Hung Truong: The Blog!

Shuffling and Randomizing Algorithms for Music Playlists

June 06, 2009 | 2 Minute Read

picture-4

I’ve been messing around with iTunes and the DJ functionality. It seems like all it does is pick random songs out of the library and shows them in the order they’ll be played (unlike shuffle, which just randomly jumps around). Typically, I like to put my iTunes library on random when I’m listening. This allows me to hear a bunch of different music in my library. If I don’t like a certain song, I’ll skip it, unless I’m not really paying attention.

I find that the most important piece of metadata in my iTunes library is probably “play count.” This is a pretty good indicator of how much I like a song. It’s a bit off sometimes though, since I might really like a new song with a lower play count because I haven’t had a chance to listen to it 80 times. I use a smart playlist that sorts on “play count” to determine which songs to stick into my iPhone on sync since the phone can’t hold my entire music library. Generally it works well. Perhaps there could be another measure like “normalized play count” that takes into account how long the song has existed in my library.

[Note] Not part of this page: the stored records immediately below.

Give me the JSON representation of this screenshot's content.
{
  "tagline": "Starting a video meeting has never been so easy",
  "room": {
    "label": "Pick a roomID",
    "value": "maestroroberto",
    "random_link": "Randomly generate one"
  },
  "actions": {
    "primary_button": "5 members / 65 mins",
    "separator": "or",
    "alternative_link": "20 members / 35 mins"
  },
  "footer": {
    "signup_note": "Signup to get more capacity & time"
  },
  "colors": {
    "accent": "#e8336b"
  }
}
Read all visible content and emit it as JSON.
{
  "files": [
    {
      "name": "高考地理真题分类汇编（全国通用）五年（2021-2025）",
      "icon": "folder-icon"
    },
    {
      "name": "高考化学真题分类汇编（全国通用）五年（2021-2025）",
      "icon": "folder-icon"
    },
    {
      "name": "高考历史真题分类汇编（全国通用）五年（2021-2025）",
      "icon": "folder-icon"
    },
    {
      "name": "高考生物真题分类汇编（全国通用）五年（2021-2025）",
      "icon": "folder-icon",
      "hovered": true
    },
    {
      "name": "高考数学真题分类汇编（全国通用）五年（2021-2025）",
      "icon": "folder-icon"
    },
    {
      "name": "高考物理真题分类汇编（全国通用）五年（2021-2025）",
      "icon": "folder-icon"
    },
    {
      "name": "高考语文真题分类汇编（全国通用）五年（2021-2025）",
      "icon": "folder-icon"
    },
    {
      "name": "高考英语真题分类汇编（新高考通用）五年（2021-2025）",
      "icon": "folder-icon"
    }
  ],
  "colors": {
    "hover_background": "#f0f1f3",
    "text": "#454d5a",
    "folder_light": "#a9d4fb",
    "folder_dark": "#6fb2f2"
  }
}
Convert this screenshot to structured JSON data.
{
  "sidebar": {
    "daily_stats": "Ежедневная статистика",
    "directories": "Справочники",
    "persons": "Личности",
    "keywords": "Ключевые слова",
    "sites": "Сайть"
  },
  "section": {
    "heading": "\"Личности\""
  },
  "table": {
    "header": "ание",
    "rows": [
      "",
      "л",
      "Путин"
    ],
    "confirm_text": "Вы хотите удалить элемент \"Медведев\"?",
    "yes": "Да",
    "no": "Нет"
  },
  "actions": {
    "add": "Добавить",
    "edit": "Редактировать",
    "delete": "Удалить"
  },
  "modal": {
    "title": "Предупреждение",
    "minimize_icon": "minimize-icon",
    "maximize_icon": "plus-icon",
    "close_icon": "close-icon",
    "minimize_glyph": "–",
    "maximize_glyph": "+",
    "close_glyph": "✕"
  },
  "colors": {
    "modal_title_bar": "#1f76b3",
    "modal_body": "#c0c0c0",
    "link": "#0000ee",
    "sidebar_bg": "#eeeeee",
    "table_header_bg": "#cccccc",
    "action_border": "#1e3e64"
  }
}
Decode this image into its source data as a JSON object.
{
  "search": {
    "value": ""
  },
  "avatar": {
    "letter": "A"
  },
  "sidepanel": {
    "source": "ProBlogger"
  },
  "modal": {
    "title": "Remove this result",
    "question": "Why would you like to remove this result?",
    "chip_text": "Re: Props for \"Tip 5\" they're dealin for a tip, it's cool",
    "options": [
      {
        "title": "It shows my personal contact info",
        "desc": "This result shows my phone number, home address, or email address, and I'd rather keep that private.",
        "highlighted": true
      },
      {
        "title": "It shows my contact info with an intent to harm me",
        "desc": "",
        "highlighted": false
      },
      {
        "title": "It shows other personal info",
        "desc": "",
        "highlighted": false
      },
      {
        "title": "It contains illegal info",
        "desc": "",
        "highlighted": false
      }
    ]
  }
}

The iTunes DJ is pretty lacking in terms of how you can weigh what will randomly show up next. You can basically click a box that says “play higher rated songs more often.” I don’t rate my songs (the metadata gets thrown away pretty quickly as I move from computer to computer or Mac to PC, etc), so this feature doesn’t do a lot for me. I prefer the implicit rating (play count) versus the explicit rating (star rating) because the implicit way to do it is natural and doesn’t require me to do anything extra.

I’d like there to be a “play songs with a higher play count more often” feature. This could be bad, though, because it’d lead to a sort of rich get richer deal. So weighting would be important. I’d say it’d be a good heuristic to give each song a probability of “(playcount + 1)/(total number of library plays + # of songs)” to be played. That way the more popular songs (the ones I like more) are played more often, but other songs still have a chance to be played as well (and skipped). There might be other better algorithms for weighing songs based on play count that don’t lead to an unnatural skew (which would mess up the point of having the feature in the first place).

Another thing I could do is prune all of the songs I skip most out of my library. I’m too much of a digital packrat to do that, though, so I guess a smarter algorithm will have to suffice.